Malaysians Not Eating Enough Fruit – UKM Food Science Expert
By Saiful Bahri Kamaruddin
Pix Ikhwan Hashim, Health Ministry
BANGI, 2 Oct 2015 – Malaysians should eat more fruit and vegetables to help stave off obesity and other life-style related diseases.
Epidemiological studies indicate that fruit intake will lower the risk of coronary heart diseases, hypertension and strokes and may prevent cancer and slow down the aging process, said Prof Aminah Abdullah, an expert in Food Science at the Faculty of Science and Technology (FST), The National University of Malaysia (UKM).
Fruit, as with vegetables, have been considered to be protective food containing vitamins, minerals and fibres, but are now even more important due to their antioxidant content, said Prof Aminah.
“Obesity is a disease, not a decision. Obesity is a disease where there’s improper diet. Obesity has been on the increase in Malaysia since 2011. In 2014 49% of women and 44% of men were found to be obese.

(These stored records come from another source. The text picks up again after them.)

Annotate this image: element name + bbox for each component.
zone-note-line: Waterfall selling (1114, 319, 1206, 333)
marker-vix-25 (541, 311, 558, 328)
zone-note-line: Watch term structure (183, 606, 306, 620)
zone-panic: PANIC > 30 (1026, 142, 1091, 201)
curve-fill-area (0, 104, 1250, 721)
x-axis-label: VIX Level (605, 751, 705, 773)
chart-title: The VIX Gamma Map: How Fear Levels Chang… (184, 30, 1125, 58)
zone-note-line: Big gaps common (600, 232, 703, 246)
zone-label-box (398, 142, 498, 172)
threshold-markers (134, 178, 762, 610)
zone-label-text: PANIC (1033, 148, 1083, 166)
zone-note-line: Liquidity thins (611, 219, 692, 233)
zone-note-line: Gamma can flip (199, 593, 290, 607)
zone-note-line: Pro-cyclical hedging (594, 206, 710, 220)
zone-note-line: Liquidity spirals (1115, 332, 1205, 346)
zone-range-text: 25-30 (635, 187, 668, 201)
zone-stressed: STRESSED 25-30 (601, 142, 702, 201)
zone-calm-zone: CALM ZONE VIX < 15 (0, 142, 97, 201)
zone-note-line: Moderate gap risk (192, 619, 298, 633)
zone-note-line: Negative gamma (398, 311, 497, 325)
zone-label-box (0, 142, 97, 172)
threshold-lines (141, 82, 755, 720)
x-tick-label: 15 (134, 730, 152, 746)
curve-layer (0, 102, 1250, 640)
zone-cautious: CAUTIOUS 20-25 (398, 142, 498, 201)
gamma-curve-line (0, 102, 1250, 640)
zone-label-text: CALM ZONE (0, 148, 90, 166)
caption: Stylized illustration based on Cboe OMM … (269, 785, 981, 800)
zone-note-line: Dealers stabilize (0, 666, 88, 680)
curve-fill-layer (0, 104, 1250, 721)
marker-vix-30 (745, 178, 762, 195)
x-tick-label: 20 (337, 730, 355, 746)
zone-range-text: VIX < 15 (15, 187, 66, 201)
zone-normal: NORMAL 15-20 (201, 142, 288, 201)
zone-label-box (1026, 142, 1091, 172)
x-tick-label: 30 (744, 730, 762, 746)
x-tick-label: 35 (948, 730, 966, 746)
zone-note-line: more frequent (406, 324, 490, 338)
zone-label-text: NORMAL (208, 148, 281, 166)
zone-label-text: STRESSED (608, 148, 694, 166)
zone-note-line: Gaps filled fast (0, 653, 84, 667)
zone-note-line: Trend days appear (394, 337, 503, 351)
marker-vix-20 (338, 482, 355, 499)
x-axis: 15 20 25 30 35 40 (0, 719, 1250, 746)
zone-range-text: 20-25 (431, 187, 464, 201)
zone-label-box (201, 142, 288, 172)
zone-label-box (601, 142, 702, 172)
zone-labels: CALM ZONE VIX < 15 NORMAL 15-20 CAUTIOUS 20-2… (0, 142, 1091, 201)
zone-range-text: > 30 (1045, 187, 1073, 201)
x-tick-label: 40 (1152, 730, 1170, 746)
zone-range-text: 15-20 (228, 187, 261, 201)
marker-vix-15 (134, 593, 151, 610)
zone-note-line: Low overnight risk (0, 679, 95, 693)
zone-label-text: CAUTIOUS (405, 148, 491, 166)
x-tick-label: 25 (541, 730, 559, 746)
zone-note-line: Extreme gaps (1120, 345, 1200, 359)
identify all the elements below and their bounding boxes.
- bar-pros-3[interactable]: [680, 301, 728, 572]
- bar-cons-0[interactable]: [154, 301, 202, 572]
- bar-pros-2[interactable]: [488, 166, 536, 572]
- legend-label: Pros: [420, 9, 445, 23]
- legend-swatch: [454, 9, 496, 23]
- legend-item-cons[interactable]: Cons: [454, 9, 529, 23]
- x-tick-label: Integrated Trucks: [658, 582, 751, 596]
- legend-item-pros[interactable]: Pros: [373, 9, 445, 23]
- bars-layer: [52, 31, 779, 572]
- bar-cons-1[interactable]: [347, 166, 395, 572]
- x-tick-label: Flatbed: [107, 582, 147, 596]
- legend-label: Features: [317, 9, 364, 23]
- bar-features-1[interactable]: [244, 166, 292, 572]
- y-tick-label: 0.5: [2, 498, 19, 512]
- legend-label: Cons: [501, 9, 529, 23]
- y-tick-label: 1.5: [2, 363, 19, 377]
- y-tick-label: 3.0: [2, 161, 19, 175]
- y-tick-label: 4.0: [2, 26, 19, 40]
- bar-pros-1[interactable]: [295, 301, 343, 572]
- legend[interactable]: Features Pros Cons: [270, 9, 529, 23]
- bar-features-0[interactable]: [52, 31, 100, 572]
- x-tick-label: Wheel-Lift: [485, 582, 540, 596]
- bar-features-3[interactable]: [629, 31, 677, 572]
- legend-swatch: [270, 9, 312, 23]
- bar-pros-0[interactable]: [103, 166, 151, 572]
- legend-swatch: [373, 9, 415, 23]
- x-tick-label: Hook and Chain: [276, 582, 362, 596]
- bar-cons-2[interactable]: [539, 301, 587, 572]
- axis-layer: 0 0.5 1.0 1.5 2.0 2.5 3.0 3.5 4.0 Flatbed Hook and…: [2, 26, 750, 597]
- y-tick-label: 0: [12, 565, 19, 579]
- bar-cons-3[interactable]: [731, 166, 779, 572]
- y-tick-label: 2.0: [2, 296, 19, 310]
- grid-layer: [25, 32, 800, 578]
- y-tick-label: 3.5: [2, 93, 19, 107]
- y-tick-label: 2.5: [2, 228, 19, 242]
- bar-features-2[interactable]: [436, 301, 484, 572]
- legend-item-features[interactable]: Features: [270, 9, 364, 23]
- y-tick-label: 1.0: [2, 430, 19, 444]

Fruit are part of functional foods that include specialty crops, tree fruit, berries, coloured potato and vegetables.
“There are also ‘super fruit’ that have anti-oxidant, anti-ageing, and anti-inflammation properties while also improving eye-eight. Some examples are pears, watermelon and soursop (durian belanda).
“Banana is a common fruit that is easily available and is ulcerogenic, at least against gastric ulcers. It staves off constipation, depression and strokes. Fruit have comparatively little fat or protein,” she said.
Another common fruit that that is attracting a lot of attention is pink guava (jambu batu) which have anti-oxidant and anti-diabetic properties.
In her lecture titled Fruit: A trendy approach for maintaining optimal health, she said a person needs at least two servings of fruit a day and three of vegetables as part of the diet to maintain health.
“All over the World many people are not taking enough fruits. There are seven fruits specifically mentioned in the Quran that offers various benefits for health; figs, olives, dates, pomegranate, grapes and Indian Jujube. Fruit such as apples sometimes are no longer safe due to the presence of pesticide residue and other contaminants,” said Prof Aminah in her public lecture here on September 29.
Sometimes, she said, fruit and vegetables can be processed into more attractive products such as juices and beverages, nutritious and tasty fruit bars and other innovative products.
She explained that all countries, including Malaysia, provide guidelines in the form of a ‘Food Pyramid’ which recommends a person consumes at least two servings of fruit each day but less salt, fat, oil and sugar.
“Fruit contains fructose (corn syrup) and glucose – simple sugars that are easy to absorb than sucrose, which is a processed complex sugar that is less healthy because it is not easily absorbed. Sucrose requires the enzyme sucrase to break it down to the two monosaccharides. It is more expensive than corn syrup and promotes tooth decay.
“If you are not diabetic, then eat as much (fruit) as you can. But consult a doctor first,” she advised.
Also present at her public lecture was Dean of FST Prof Dr Sahrim Hj Ahmad and Deputy Dean Prof Dr Rusli Daik.